Difference between revisions of "Designing XOR Gates - two campus approach"

Revision as of 15:19, 13 June 2008

Davidson XOR Biological Design

The idea is to have two mirrored halves of the system. One is regulated by AI-1 and the other by AI-2. There is a potential problem in that the Lux half is more likely to get positive feedback than the Las half. This MAY not be a problem because 0/0 is leaky so we put a weak RBS to minimize leaky protein production. Also, if we add AI-2 and AI-1 is produced by leak, then the entire system shuts down. The repressor site is located between -35 and -10 of the promoter. The activator binding site is upstream of -35. This has been documented by Egland and Greenberg

Missouri Western XOR Biological Design 1

These two XOR circuits are designed to complement each other. Each recieves a cell-to-cell signal (AI-1 or AI-2) and a chemical signal (IPTG or AHL) and processes it into a cell-to-cell signal. Colonies that output AI-1 would alternate with colonies that produce AI-2. The input message to be hashed could be encoded by the presence or absence of the chemical signals, which would also alternate.

Design Variables

1. strength on RBS for each of the coding sequences (eg. RBS for enzymes could we weak)

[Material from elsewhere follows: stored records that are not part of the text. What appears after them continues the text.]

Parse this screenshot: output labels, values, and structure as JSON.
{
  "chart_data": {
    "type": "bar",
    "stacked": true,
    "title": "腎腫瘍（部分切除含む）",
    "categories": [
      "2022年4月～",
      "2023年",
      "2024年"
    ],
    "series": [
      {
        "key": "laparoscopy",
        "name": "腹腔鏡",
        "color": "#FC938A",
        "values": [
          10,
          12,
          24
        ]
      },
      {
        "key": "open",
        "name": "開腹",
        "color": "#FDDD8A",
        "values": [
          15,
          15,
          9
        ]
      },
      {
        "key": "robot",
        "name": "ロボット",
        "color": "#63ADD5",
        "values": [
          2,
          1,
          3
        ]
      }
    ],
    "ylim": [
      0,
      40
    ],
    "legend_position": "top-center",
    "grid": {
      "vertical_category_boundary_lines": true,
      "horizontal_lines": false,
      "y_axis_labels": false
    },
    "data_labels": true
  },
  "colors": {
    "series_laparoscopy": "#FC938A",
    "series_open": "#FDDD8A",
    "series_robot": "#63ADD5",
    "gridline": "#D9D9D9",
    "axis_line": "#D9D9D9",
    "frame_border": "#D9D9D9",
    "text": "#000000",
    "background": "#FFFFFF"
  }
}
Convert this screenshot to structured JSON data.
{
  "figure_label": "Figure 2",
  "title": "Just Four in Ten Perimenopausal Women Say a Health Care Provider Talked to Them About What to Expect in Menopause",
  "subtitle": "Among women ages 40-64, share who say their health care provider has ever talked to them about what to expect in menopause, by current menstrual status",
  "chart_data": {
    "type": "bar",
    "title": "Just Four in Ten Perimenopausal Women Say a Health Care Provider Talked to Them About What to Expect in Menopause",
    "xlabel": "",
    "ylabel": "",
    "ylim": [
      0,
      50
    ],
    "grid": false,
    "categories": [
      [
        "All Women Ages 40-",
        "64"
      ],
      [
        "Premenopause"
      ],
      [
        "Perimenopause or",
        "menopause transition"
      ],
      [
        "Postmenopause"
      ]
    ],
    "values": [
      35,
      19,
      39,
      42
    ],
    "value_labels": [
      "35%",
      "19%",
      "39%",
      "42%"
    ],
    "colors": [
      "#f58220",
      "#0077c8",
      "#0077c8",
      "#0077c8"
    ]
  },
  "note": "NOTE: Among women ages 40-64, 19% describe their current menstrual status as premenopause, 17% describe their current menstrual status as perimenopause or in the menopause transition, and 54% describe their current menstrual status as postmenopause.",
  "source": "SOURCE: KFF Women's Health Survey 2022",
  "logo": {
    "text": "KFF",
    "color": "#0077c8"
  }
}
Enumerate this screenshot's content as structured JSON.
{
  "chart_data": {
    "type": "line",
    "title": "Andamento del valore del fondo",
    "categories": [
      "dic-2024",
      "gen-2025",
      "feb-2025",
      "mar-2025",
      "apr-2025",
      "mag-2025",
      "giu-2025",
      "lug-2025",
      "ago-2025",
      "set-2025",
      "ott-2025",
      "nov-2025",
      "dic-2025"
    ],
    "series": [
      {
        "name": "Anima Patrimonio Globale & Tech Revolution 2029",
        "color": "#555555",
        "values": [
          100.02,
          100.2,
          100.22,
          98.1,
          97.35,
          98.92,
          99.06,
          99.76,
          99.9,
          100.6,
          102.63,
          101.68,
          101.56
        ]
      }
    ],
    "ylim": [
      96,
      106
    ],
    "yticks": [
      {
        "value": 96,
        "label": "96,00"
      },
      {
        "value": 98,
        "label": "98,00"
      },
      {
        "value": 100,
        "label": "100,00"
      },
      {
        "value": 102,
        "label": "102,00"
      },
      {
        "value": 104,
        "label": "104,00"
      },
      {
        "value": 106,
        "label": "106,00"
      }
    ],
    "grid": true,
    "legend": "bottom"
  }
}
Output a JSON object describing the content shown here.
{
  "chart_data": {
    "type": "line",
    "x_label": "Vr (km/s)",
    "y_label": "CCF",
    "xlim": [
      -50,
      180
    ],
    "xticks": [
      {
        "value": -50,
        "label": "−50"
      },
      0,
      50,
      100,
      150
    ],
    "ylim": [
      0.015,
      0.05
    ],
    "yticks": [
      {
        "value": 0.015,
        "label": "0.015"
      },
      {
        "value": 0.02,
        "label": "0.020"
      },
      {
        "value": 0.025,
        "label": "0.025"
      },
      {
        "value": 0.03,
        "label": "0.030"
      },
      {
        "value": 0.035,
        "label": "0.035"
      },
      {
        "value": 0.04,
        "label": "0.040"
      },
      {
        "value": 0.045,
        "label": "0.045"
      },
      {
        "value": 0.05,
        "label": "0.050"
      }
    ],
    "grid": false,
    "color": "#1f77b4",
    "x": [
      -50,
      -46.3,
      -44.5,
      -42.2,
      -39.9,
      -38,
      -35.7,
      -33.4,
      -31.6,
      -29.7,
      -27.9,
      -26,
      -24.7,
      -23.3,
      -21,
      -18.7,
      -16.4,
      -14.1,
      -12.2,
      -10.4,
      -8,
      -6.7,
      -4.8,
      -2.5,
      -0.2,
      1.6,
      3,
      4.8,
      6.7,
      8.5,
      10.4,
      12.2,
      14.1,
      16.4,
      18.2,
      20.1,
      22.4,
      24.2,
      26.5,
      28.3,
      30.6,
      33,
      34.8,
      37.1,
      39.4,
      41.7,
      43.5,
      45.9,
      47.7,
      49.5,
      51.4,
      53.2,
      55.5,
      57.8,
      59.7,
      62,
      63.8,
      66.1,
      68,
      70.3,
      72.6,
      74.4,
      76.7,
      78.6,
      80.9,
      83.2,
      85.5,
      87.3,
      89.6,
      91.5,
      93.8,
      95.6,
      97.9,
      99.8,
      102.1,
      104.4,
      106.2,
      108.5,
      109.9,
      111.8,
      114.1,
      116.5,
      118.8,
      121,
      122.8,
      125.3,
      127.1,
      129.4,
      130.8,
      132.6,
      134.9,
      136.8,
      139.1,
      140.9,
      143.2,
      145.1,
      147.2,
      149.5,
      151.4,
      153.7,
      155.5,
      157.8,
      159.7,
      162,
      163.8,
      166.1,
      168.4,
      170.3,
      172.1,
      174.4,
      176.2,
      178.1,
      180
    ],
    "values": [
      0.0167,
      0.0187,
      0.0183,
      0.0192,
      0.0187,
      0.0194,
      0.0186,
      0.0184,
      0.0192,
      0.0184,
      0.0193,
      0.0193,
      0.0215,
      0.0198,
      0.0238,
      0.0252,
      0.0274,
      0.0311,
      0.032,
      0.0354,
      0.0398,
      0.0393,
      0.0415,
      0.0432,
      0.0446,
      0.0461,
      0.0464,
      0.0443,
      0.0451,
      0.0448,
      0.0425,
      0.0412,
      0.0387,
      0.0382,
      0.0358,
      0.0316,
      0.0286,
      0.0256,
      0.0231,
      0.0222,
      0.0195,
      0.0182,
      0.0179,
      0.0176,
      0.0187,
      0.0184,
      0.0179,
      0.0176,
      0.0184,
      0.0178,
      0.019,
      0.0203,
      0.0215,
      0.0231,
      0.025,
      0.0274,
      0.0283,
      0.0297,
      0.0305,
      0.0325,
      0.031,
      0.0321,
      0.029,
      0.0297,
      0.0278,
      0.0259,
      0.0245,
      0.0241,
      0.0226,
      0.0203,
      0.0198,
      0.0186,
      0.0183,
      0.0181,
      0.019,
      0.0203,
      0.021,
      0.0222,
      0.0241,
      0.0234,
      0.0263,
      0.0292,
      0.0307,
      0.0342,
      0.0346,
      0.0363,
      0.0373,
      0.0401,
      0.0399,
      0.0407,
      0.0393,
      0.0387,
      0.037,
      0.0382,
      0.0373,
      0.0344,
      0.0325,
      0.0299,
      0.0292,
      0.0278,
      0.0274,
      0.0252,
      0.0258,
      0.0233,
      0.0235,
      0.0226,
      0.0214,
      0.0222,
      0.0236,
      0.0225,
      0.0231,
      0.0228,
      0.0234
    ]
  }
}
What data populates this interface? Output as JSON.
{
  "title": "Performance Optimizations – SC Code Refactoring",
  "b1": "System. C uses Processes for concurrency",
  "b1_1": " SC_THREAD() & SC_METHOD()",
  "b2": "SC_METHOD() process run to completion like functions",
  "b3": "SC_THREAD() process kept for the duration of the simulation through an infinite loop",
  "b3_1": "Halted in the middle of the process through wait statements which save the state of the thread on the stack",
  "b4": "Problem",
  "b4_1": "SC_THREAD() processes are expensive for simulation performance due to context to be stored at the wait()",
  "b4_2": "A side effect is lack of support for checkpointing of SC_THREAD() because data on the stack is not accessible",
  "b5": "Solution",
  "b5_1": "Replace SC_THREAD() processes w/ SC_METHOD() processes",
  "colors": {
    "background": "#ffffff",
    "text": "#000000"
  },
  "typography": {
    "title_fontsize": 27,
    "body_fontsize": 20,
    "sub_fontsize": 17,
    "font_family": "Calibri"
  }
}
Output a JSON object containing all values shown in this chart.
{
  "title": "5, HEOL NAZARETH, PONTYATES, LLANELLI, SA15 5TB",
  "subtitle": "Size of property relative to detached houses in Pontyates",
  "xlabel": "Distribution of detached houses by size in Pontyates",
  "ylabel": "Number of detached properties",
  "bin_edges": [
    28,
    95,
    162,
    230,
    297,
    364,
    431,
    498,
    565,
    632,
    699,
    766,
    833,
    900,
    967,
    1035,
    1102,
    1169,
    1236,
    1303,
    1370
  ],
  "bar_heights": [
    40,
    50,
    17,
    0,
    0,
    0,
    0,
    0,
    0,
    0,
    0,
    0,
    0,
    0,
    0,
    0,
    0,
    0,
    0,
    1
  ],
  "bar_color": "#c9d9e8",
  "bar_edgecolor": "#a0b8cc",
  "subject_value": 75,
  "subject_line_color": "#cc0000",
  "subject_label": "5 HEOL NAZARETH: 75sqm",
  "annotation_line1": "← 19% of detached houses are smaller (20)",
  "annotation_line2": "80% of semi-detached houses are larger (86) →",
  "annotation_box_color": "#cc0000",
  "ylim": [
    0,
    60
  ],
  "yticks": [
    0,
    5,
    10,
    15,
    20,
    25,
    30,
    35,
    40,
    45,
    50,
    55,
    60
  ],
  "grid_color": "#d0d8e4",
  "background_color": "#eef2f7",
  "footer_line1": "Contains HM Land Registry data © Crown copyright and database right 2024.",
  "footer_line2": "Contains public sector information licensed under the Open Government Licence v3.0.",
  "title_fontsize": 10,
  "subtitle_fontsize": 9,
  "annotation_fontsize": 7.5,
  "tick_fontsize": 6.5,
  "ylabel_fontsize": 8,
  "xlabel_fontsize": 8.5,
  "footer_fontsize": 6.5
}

2. order of coding sequences (eg. enzymes could be second for lower expression level)

3. identity of repressors (currently LacI, cI, and Mnt)

Things to Do

1. document DNA binding sites for all the DNA binding proteins involved

2. start designing the four hybrid promoters

3. make a list of the parts needed and their building status

Above - Input of AI-1 or IPTG turns on production of AI-2 by LuxS. Input by both AI-1 and IPTG allows production of the repressors cI and Mnt, which repress both transcription units. LuxR and LacI are constitutively expressed.

Above - Input of AI-2 or aTc turns on production of AI-1 by LuxI. Input by both AI-2 and aTc allows production of the repressors cI and Mnt, which repress both transcription units. LsrK, LsrR and TetR are constitutively expressed.

Missouri Western XOR Biological Design 2

LacI could be the new LacI X86+I12.

Also, the output gene should be LuxI, not LuxS. With LuxS, the second cell has to have the Las system in place of the Lux system.
JB/AMC

The idea here is that there are two different XOR gate clones. One takes input of AI1 and IPTG and outputs AI2. The other takes inputs of AI2 and IPTG and outputs AI2. These two clones could be alternated in a pathway of colonies. -TE/AG

XOR Based on Tryptophan Anabolism and the TrpR Repressor

Missouri Western XOR Biological Design 3

This circuit connects the two transcription units through synthesis of AI-1 and LuxR, which combine to repress both units. It responds to AI-2 and outputs AI-2. An analogous circuit could have input of AI-1 and IPTG and output of AI-1. However, these two could not communicate with each other.

Above - Input of AI-2 or IPTG turns on production of AI-2 by LuxS. Input by both AI-2 and IPTG allows production of LuxI and LuxR, which combine to repress both transcription units. LsrK, LsrR, and LacI are constitutively expressed.

Davidson Ampicillin Communication: time delayed cell growth

The very first colony has a high copy number plasmid that is Amp and Kan resistant (^R). As this colony grows over time, it will digest ampicillin in an increasingly larger circle shown by radiating circles of blue. The subsequent colonies have a lower copy number plasmid and have a promoter-less version of Amp^R in addition to the XOR construct. The Amp^R coding will have either its native RBS or one we give it.

Davidson Growth Layouts

To enhance the unidirectional flow of Amp^R, we could either grow the cells on a slant or create a vertical stack of agar plugs. The thickness of the plug would be determined by the thickness of the plates we pour. This may or may not help with the diffusion of Amp^R but it is easier to do than microfluidics.